目的効果基準が消えたわけではありません。「宗教的活動」該当性は目的効果基準/公有地の提供型は総合考慮、と事案で使い分けると整理できます。
本試験での問われ方(ここで差がつく)
政教分離は、目的効果基準の要件(双方必要)と、判例ごとの結論・判断枠組みを入れ替えて問うのが定番です。次の3つは頻出パターン。「なぜ✕か」まで押さえましょう。
- 「目的か効果のどちらかが援助等にあたれば宗教的活動」→ ✕: 双方を満たす必要があります。
- 「比較的低額の玉串料の公費支出は社会的儀礼で合憲」→ ✕: 愛媛玉串料訴訟は違憲としました。
- 「宗教と関わりのある団体への公金支出は一律禁止」→ ✕: 「宗教活動を本来の目的とする組織」に限られます(箕面忠魂碑事件)。
○×一問一答で総点検
○か×を選ぶと、正誤と解説が表示されます。まずは自分で答えてみましょう(アウトプット練習)。

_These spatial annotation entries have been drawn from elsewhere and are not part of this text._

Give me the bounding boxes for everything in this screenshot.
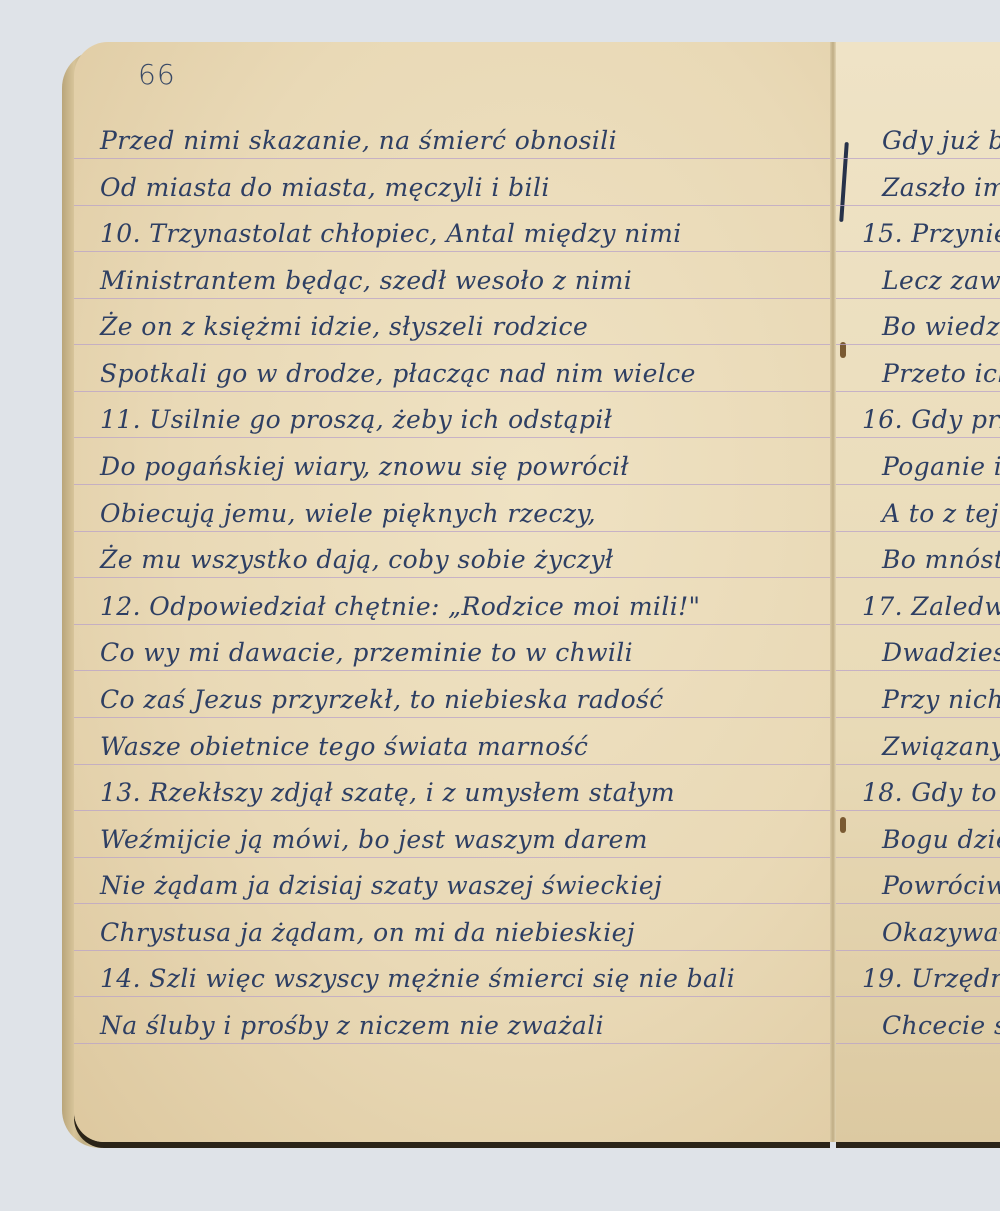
verse-line: Lecz zawa	[882, 266, 1000, 295]
verse-line: 14. Szli więc wszyscy mężnie śmierci się…	[100, 964, 735, 993]
ruled-line	[74, 903, 830, 904]
ruled-line	[74, 484, 830, 485]
ruled-line	[836, 810, 1000, 811]
notebook: 66 Przed nimi skazanie, na śmierć obnosi…	[62, 42, 1000, 1152]
verse-line: Dwadzieścia	[882, 638, 1000, 667]
ruled-line	[74, 670, 830, 671]
ruled-line	[836, 903, 1000, 904]
ruled-line	[74, 577, 830, 578]
ruled-line	[836, 577, 1000, 578]
verse-line: Że on z księżmi idzie, słyszeli rodzice	[100, 312, 588, 341]
ruled-line	[74, 531, 830, 532]
verse-line: Od miasta do miasta, męczyli i bili	[100, 173, 550, 202]
verse-line: Bo wiedziel	[882, 312, 1000, 341]
page-number: 66	[138, 58, 176, 91]
verse-line: Na śluby i prośby z niczem nie zważali	[100, 1011, 604, 1040]
verse-line: 12. Odpowiedział chętnie: „Rodzice moi m…	[100, 592, 700, 621]
verse-line: Do pogańskiej wiary, znowu się powrócił	[100, 452, 629, 481]
ruled-line	[74, 437, 830, 438]
verse-line: Przy nich t	[882, 685, 1000, 714]
ruled-line	[74, 251, 830, 252]
verse-line: Gdy już b	[882, 126, 1000, 155]
verse-line: Bo mnóstw	[882, 545, 1000, 574]
ruled-line	[836, 437, 1000, 438]
ruled-line	[836, 996, 1000, 997]
verse-line: Przeto ich	[882, 359, 1000, 388]
ruled-line	[74, 344, 830, 345]
verse-line: Chrystusa ja żądam, on mi da niebieskiej	[100, 918, 635, 947]
verse-line: Związanych	[882, 732, 1000, 761]
ruled-line	[74, 391, 830, 392]
verse-line: 10. Trzynastolat chłopiec, Antal między …	[100, 219, 682, 248]
verse-line: 11. Usilnie go proszą, żeby ich odstąpił	[100, 405, 612, 434]
verse-line: 15. Przynieśl	[862, 219, 1000, 248]
ruled-line	[74, 810, 830, 811]
ruled-line	[836, 1043, 1000, 1044]
ruled-line	[836, 624, 1000, 625]
ruled-line	[74, 158, 830, 159]
right-page: Gdy już b Zaszło im 15. Przynieśl Lecz z…	[836, 42, 1000, 1142]
ruled-line	[836, 251, 1000, 252]
verse-line: Spotkali go w drodze, płacząc nad nim wi…	[100, 359, 696, 388]
ruled-line	[836, 764, 1000, 765]
verse-line: Chcecie się	[882, 1011, 1000, 1040]
ruled-line	[74, 996, 830, 997]
verse-line: Co zaś Jezus przyrzekł, to niebieska rad…	[100, 685, 664, 714]
verse-line: Że mu wszystko dają, coby sobie życzył	[100, 545, 614, 574]
ruled-line	[836, 717, 1000, 718]
verse-line: 18. Gdy to	[862, 778, 997, 807]
verse-line: Przed nimi skazanie, na śmierć obnosili	[100, 126, 617, 155]
verse-line: Weźmijcie ją mówi, bo jest waszym darem	[100, 825, 648, 854]
verse-line: Powróciwszy	[882, 871, 1000, 900]
ruled-line	[74, 624, 830, 625]
ruled-line	[836, 857, 1000, 858]
ruled-line	[74, 950, 830, 951]
ruled-line	[74, 764, 830, 765]
verse-line: Ministrantem będąc, szedł wesoło z nimi	[100, 266, 632, 295]
verse-line: Obiecują jemu, wiele pięknych rzeczy,	[100, 499, 596, 528]
verse-line: Okazywał	[882, 918, 1000, 947]
verse-line: Bogu dzięki	[882, 825, 1000, 854]
verse-line: 13. Rzekłszy zdjął szatę, i z umysłem st…	[100, 778, 675, 807]
verse-line: Co wy mi dawacie, przeminie to w chwili	[100, 638, 633, 667]
verse-line: 16. Gdy przy	[862, 405, 1000, 434]
margin-mark	[839, 142, 849, 222]
ruled-line	[836, 344, 1000, 345]
verse-line: Zaszło im	[882, 173, 1000, 202]
ruled-line	[836, 391, 1000, 392]
verse-line: Poganie ich	[882, 452, 1000, 481]
verse-line: Wasze obietnice tego świata marność	[100, 732, 588, 761]
ruled-line	[74, 857, 830, 858]
ruled-line	[74, 205, 830, 206]
left-page: 66 Przed nimi skazanie, na śmierć obnosi…	[74, 42, 830, 1142]
ruled-line	[836, 531, 1000, 532]
ruled-line	[836, 950, 1000, 951]
staple-hole	[840, 817, 846, 833]
ruled-line	[836, 670, 1000, 671]
ruled-line	[836, 298, 1000, 299]
ruled-line	[74, 298, 830, 299]
ruled-line	[74, 717, 830, 718]
ruled-line	[836, 484, 1000, 485]
ruled-line	[74, 1043, 830, 1044]
ruled-line	[836, 158, 1000, 159]
verse-line: 19. Urzędnik	[862, 964, 1000, 993]
verse-line: 17. Zaledwo	[862, 592, 1000, 621]
verse-line: Nie żądam ja dzisiaj szaty waszej świeck…	[100, 871, 662, 900]
ruled-line	[836, 205, 1000, 206]
verse-line: A to z tej	[882, 499, 999, 528]
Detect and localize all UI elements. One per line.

20条3項が禁じる「宗教的活動」とは、目的が宗教的意義をもち、かつ効果が宗教への援助・助長等になる行為をいう。
県が神社へ比較的低額の玉串料を奉納することは、慣習化した社会的儀礼であり、当然に違憲とはいえない。
国公有地を無償で宗教的施設の敷地として提供する行為は、一般に憲法89条との抵触が問題となる。
公有地を宗教的施設の敷地として無償で提供する行為について、近時の最高裁は目的効果基準を用いず、諸般の事情を総合的に考慮して合憲性を判断している。
まとめ
- 20条3項の「宗教的活動」=目的効果基準(目的と効果の双方が必要)。
- 津地鎮祭=合憲/愛媛玉串料・空知太神社・孔子廟=違憲。
- 公有地の提供型(空知太・孔子廟)は、目的効果基準ではなく総合考慮で判断。
- 89条は宗教上の組織・団体(=宗教活動を本来の目的とする組織)への公金支出を禁止。